The Harlem Renaissance – Langston HughesEssay Preview: The Harlem Renaissance – Langston HughesReport this essayThe Harlem Renaissance played a major role in Black History, as well as in American History as a whole. During this period blacks were realizing their potentials as writers, artists, and other social and intellectual figures. It was a great time for blacks, but many hardships accompanied their triumphs. Langston Hughes and Zora Neale Hurston took great steps as black writers and many other blacks were successful as Jazz musicians and baseball players.

Langston Hughes was very concerned with the role of Black Americans in the white society. Many of his poems illustrate his role as a spokesman for African American society and the working poor. In his other poems, he relates his ideas on the importance of heritage and the past. Hughes accomplishes this with a straightforward, easily understandable writing style that clearly conveys his thoughts and opinions, although he has frequently been criticized for the slightly negative tone to his works. In his poem Mother to Son, a black mother urges her son to keep going on, despite the hardships. She pushes him by saying, “So boy, dont you turn your back./ Dont you set down on the steps/ ÐCause you finds its kinder hard./ Dont you fall now-/ For, Ise still goin, honey,/ Ise still climbin.” Langston Hughes realizes that blacks have just as much, if not more potential than whites. He also realizes that it is going to take some pain and suffering on the part of blacks to get to that potential.
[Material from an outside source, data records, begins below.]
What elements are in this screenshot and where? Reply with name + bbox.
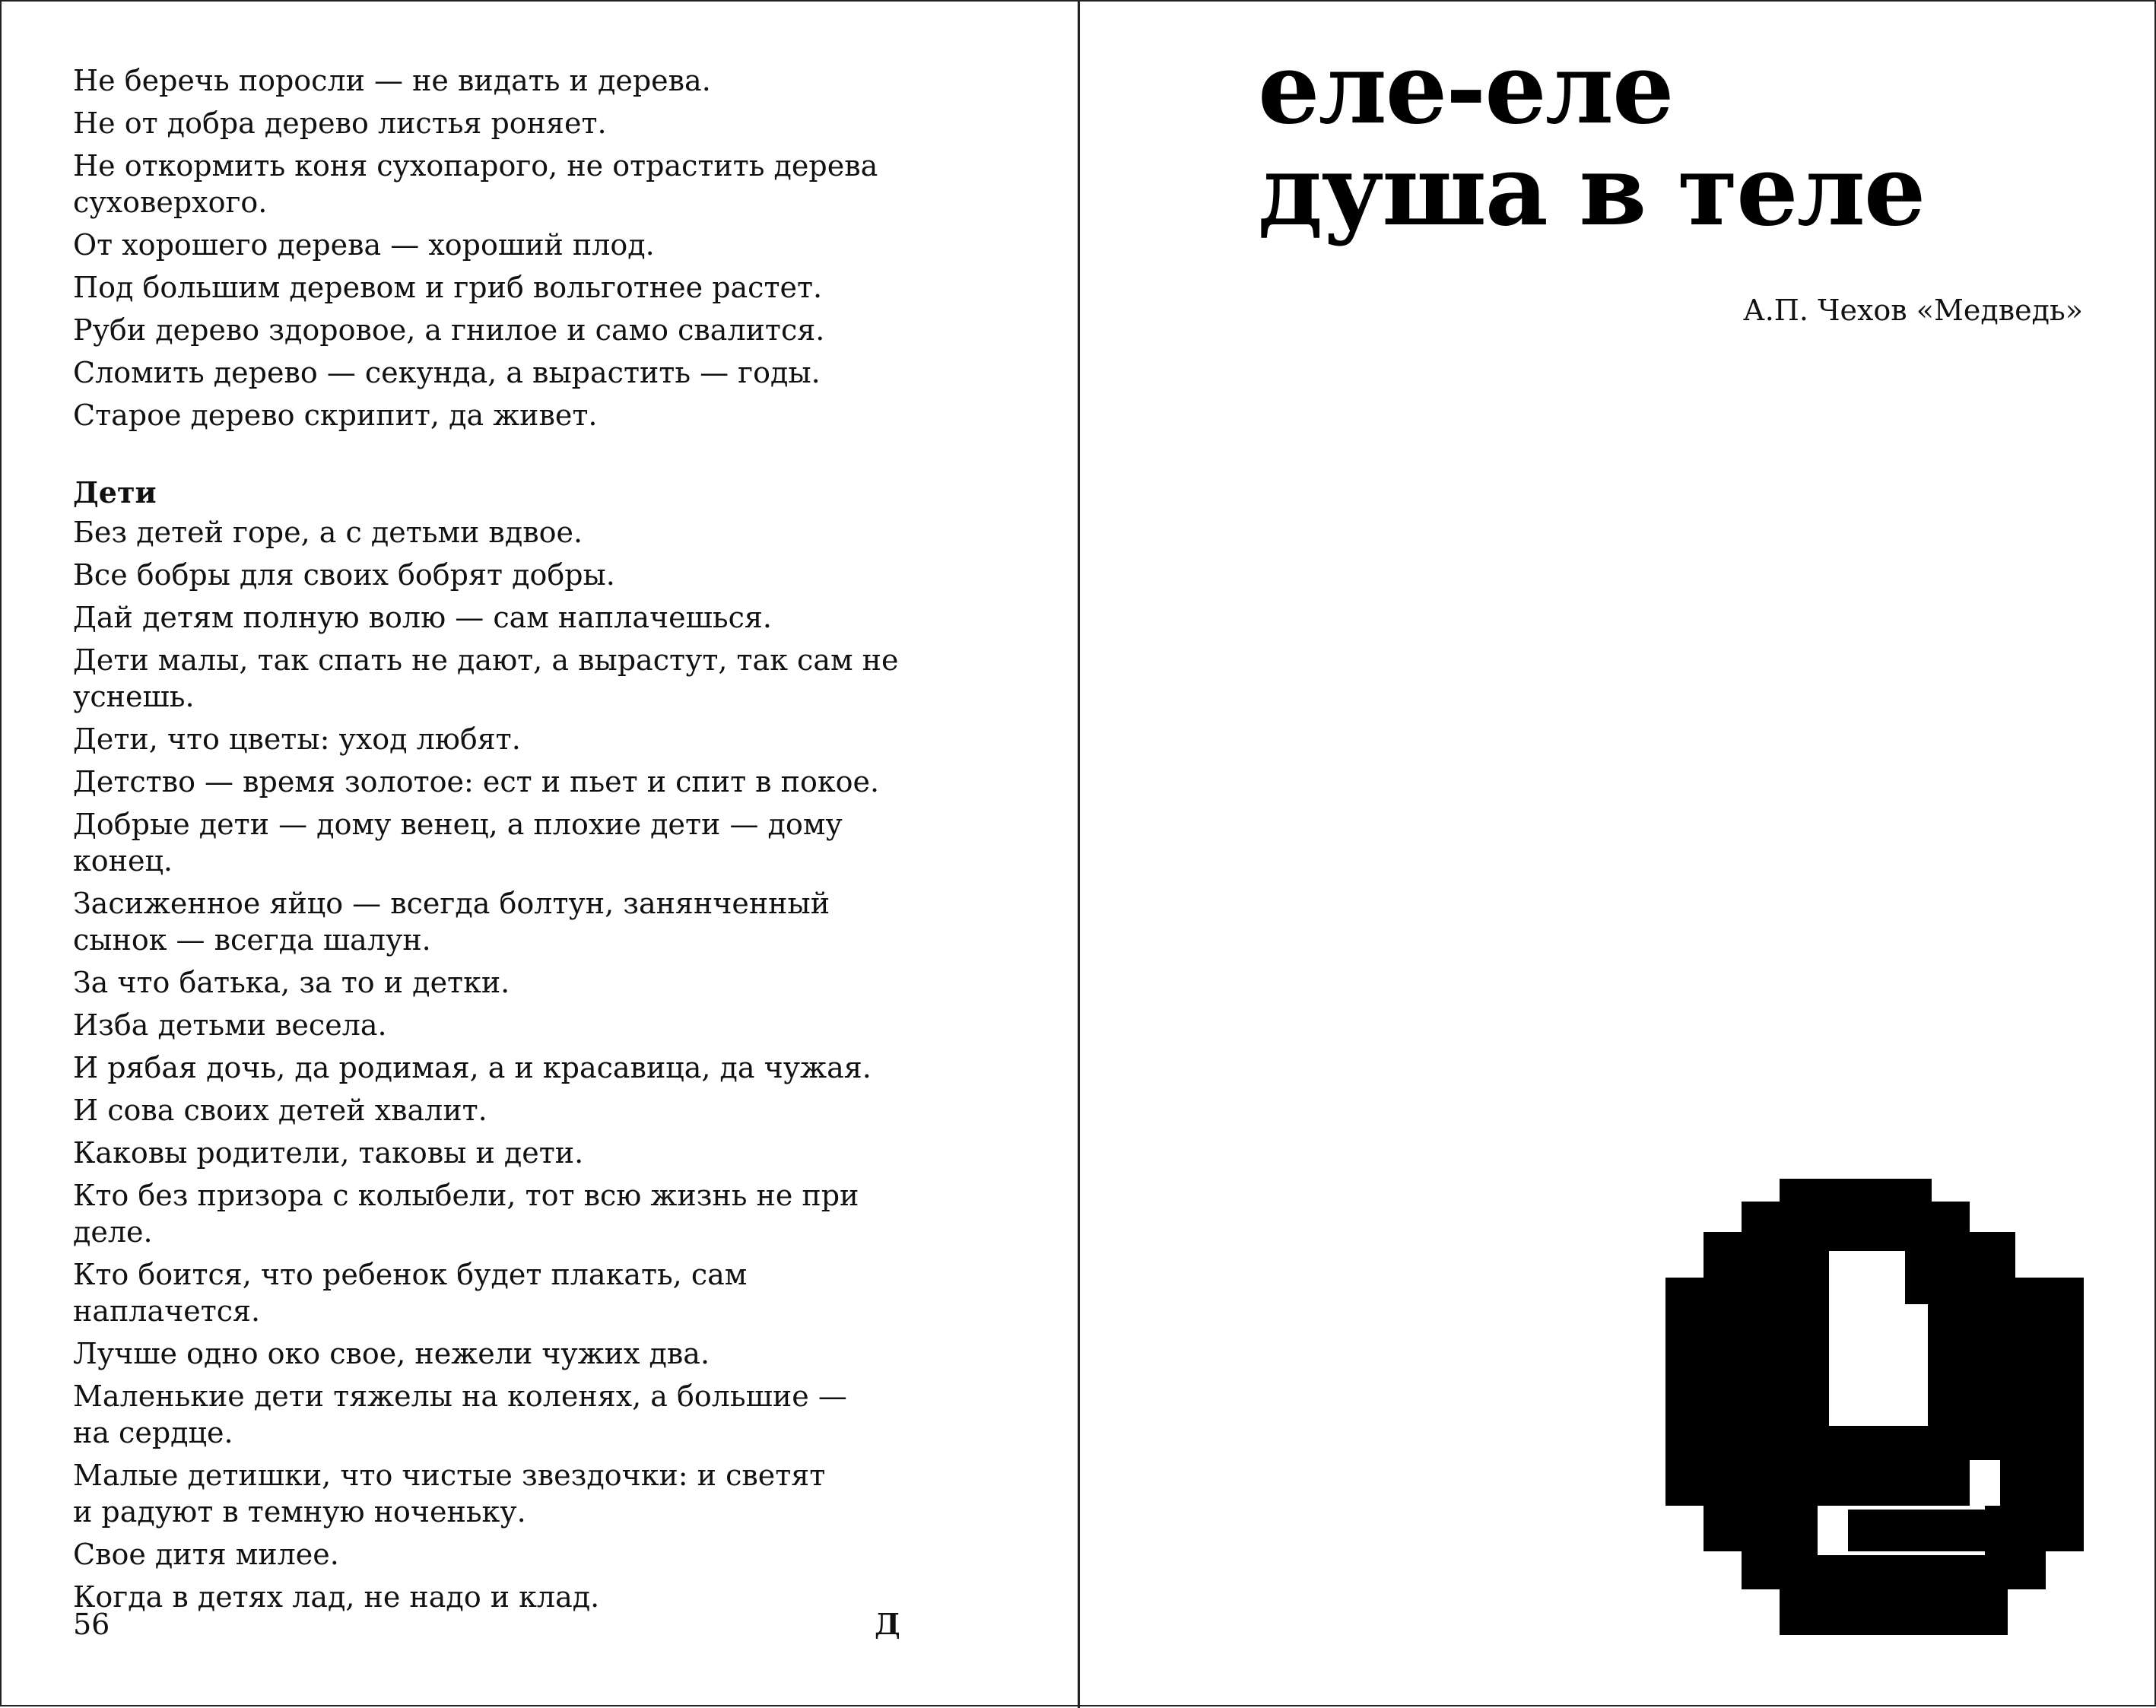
proverb-line: Не беречь поросли — не видать и дерева. [73,64,711,97]
proverb-line: Когда в детях лад, не надо и клад. [73,1580,600,1614]
proverb-line: От хорошего дерева — хороший плод. [73,228,655,262]
quote-attribution: А.П. Чехов «Медведь» [1742,294,2083,327]
pixel-letter-e-icon [1665,1179,2084,1635]
proverb-line: Не откормить коня сухопарого, не отрастить дерева суховерхого. [73,149,878,219]
proverb-line: Все бобры для своих бобрят добры. [73,558,615,592]
page-fold-divider [1078,2,1080,1708]
proverb-line: Добрые дети — дому венец, а плохие дети — дому конец. [73,808,843,878]
proverb-line: Дай детям полную волю — сам наплачешься. [73,601,772,634]
proverb-line: Руби дерево здоровое, а гнилое и само свалится. [73,313,825,347]
proverb-line: Под большим деревом и гриб вольготнее растет. [73,271,823,304]
proverb-line: И рябая дочь, да родимая, а и красавица, да чужая. [73,1051,872,1084]
proverb-line: Кто без призора с колыбели, тот всю жизнь не при деле. [73,1179,859,1249]
proverb-line: И сова своих детей хвалит. [73,1094,487,1127]
proverb-line: Старое дерево скрипит, да живет. [73,398,598,432]
left-page [73,62,925,1621]
proverb-line: Засиженное яйцо — всегда болтун, занянченный сынок — всегда шалун. [73,887,830,957]
proverb-line: Кто боится, что ребенок будет плакать, сам наплачется. [73,1258,748,1328]
proverb-line: За что батька, за то и детки. [73,966,510,999]
section-letter: Д [875,1607,900,1641]
proverb-line: Детство — время золотое: ест и пьет и спит в покое. [73,765,880,798]
proverb-line: Дети, что цветы: уход любят. [73,722,521,756]
chapter-title: еле-еле душа в теле [1258,32,1925,248]
proverb-line: Изба детьми весела. [73,1008,387,1042]
proverb-line: Без детей горе, а с детьми вдвое. [73,516,583,549]
page-number: 56 [73,1608,110,1641]
proverb-line: Свое дитя милее. [73,1538,339,1571]
proverb-line: Каковы родители, таковы и дети. [73,1136,584,1170]
proverb-line: Лучше одно око свое, нежели чужих два. [73,1337,710,1370]
proverb-line: Дети малы, так спать не дают, а вырастут, так сам не уснешь. [73,643,899,713]
section-heading-deti: Дети [73,475,157,510]
proverb-line: Сломить дерево — секунда, а вырастить — годы. [73,356,821,389]
proverb-line: Малые детишки, что чистые звездочки: и светят и радуют в темную ноченьку. [73,1459,826,1529]
proverb-line: Не от добра дерево листья роняет. [73,106,607,140]
proverb-line: Маленькие дети тяжелы на коленях, а большие — на сердце. [73,1379,847,1449]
Hughes believed that blacks fall under an inappropriate criticism from themselves. When talking about middle class blacks in The Negro Artist and the Racial Mountain, Hughes says, “But this is the mountain standing in the way of any true Negro art in AmericaÐ-this urge within the race toward whiteness, the desire to pour racial individuality into the mold of American standardization, and to be as little Negro and as much American as possible.” Hughes believed that blacks often forgot their true heritage while trying to be more like the white people. Black parents tell their children not to behave like negros, to do things perfectly like the white man. Hughes believed that blacks were taught not to see how special their own culture was, because it was not the white way of doing things. Hughes wanted blacks to return to their own culture, to stop being so white. “But, to my mind, it is the duty of the

I-i|-gos to provide an ideal for a person. He should be so. Hughes’s ideas will never fade. One day, maybe, Hughes, a white man, will discover it, he will look up my family and say, “I was born to be a white man.”

The Negro Artist

I want to give you the final chapter of Hughes’ article entitled, ”Is the National Negro College School For the White World The Only Good Hope for the Negro Artist That the White Race Should Be Seen as The One Only Good Hope for The Negro Artist that the White Race Should Be Seen as the Only Good Hope for the Negro Artist that the Negro College School For the White World Should Be. The book is part of The Negro Artist’s Annual Education Association (NGA) and can be found at https://www.nca.org/content/the-nag-artist-book.htm#

The NGA is the black community’s only nonwhite association. The NGA is also the one who gave the Black American Academy of Art & Culture, The National Negro College of Art & Culture (NAAC) its most prestigious prize. The NGA and the NAAC also supported and co-sponsored the College Achievement in American Work Program (CAPPP). The CAPPP has been named “the nation’s greatest education foundation in the nation for excellence in achievement” by the Education Department. CAPPP is an innovative program designed to improve education at a regional, national and state level for the poor and needy. CAPPP has received major awards from The Education Dept., the federal Education Department and the U.S. Bureau of Labor Statistics. The current NGA president, Mark W. Nadeau, recently announced that he would be retiring. He is the first black president ever to hold the top job at NGA.

Here is the quote from Hughes’ book, which deserves it’s own article.

“The Negro education system needs a revolution to make it even more racially progressive. . . For the Negro artist, the revolution is something that all Americans should know – the revolution that will not allow us to be so lazy as the white man.”

“The fact that Negro’s are so oppressed and so unqualified to succeed is part of who they are. It is precisely because they are so poor and unqualified at work and in life that they cannot succeed in any sense in any way. All they have to do is sit around a table thinking about the issues that are pressing Negroes as they walk all across our country – and I will say this – and we will see the Negro school in every country. . . .”

“And a few weeks after we started, a small group of young whites organized an uprising against the school. We had been there in Cleveland for a couple months and it was hard to get along. We were talking about jobs, but they couldn’t make it work with the school. There was no job to go with it. Even then it was impossible to get out of Cleveland. . . . To some people, our problem was the Negro education system in a way. One thing the Negro had done was say that blacks should have better health and education but whites weren’t good enough to deal with them. . . This is the American Negro education system. . . . We want to make it more humane and equitable, it’s more efficient, it’s more open, it’s better for the Negro . . . this is why we have the NGA.”